Woodall is the manager of Long-Range Planning for Lexington-Fayette County.

But before we talk about the future, let’s take a look back.

“Back in the 70s, this was a two-lane highway.” That’s what Coach David Cravens remembers about it. 50 years ago, farmland alongside the road was the future Fayette Mall, and the road itself was just two lanes.

“When we first moved here to Porter in 1970, you know, you had no problem with traffic at all. Of course, Fayette Mall wasn’t here at the time,” Cravens said.

Since 1970, the population of Lexington has tripled from 108,000 to 323,000 people. At the same time, Jessamine County’s growth has soared too. Nicholasville Road also leads to two major employers, Baptist Health and the University of Kentucky.

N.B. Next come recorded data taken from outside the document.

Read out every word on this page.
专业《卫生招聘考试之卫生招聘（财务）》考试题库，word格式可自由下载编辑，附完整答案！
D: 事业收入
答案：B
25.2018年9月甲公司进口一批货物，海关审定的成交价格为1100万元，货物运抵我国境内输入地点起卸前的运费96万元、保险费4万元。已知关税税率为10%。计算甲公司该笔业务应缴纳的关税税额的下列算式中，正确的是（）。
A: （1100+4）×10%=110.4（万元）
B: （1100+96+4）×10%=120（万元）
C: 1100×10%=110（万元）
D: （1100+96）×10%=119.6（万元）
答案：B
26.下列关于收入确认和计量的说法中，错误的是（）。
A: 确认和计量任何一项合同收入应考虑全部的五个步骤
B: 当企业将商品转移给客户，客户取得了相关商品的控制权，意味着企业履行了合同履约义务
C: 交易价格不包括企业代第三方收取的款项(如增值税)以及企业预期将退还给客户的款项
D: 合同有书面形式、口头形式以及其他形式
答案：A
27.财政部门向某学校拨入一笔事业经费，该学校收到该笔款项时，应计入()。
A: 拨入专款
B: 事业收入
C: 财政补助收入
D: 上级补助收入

We expected the traffic count to reflect that growth. It didn’t.

“The traffic count can be misleading,” said Natasha Lacy with the Kentucky Transportation Cabinet.

The average daily traffic count for Nicholasville Road between Jessamine Co. and Man O War Blvd. actually dropped in the last 10 years. It went from 56,000 vehicles a day in 2009 to 48,000 in 2019.

The same was true for Man O War between Nicholasville Road and Tates Creek. It went from 32,000 to almost 30,000 a day.

New Circle Road from Tates Creek to Nicholasville Road is the same—a slight drop.

“That doesn’t mean less traffic is out and about. You have to remember people can now take short cuts in neighborhoods and different areas, to avoid the busy corridors. That’s still a car on the road traveling,” Lacy said.

Now 10 lanes in some places, lines of bumper-to-bumper cars are common—and so are accidents.

In a recent three-year stretch, there were 4,500 accidents and seven deaths on Nicholasville Road.

“We’ve got to figure out how can we look creatively at this corridor, so that we can address some of these inherent issues, that are with the congestion we have now, but look at some future solutions that would be possible down the road, as well,” Woodall said.

The State Transportation Department and Lexington-Fayette County Government surveyed the public and studied ways of improving this road. Imagine Nicholasville Road, called for improving intersections, traffic stops, and merging traffic. Adding rapid bus service is also being studied.

“So we’ve laid out a concept here, that includes 14 different stops all the way from Brannon Crossing where we are right now, all the way down to the transit center,” Woodall said.

It’s still in the study phase with no fixed date on when, or if, bus service might happen.

“As things have changed and the redevelopment all up and down Nicholasville Road, traffic became increasingly more difficult to navigate,” Cravens said.

And there’s no sign growth and development will slow down anytime soon.

The transportation cabinet says the population of Jessamine County is expected to increase by more than 40% by the year 2040, and Fayette County is expected to grow by more than 33%. Transportation experts say the current roadway network will not support this level of growth.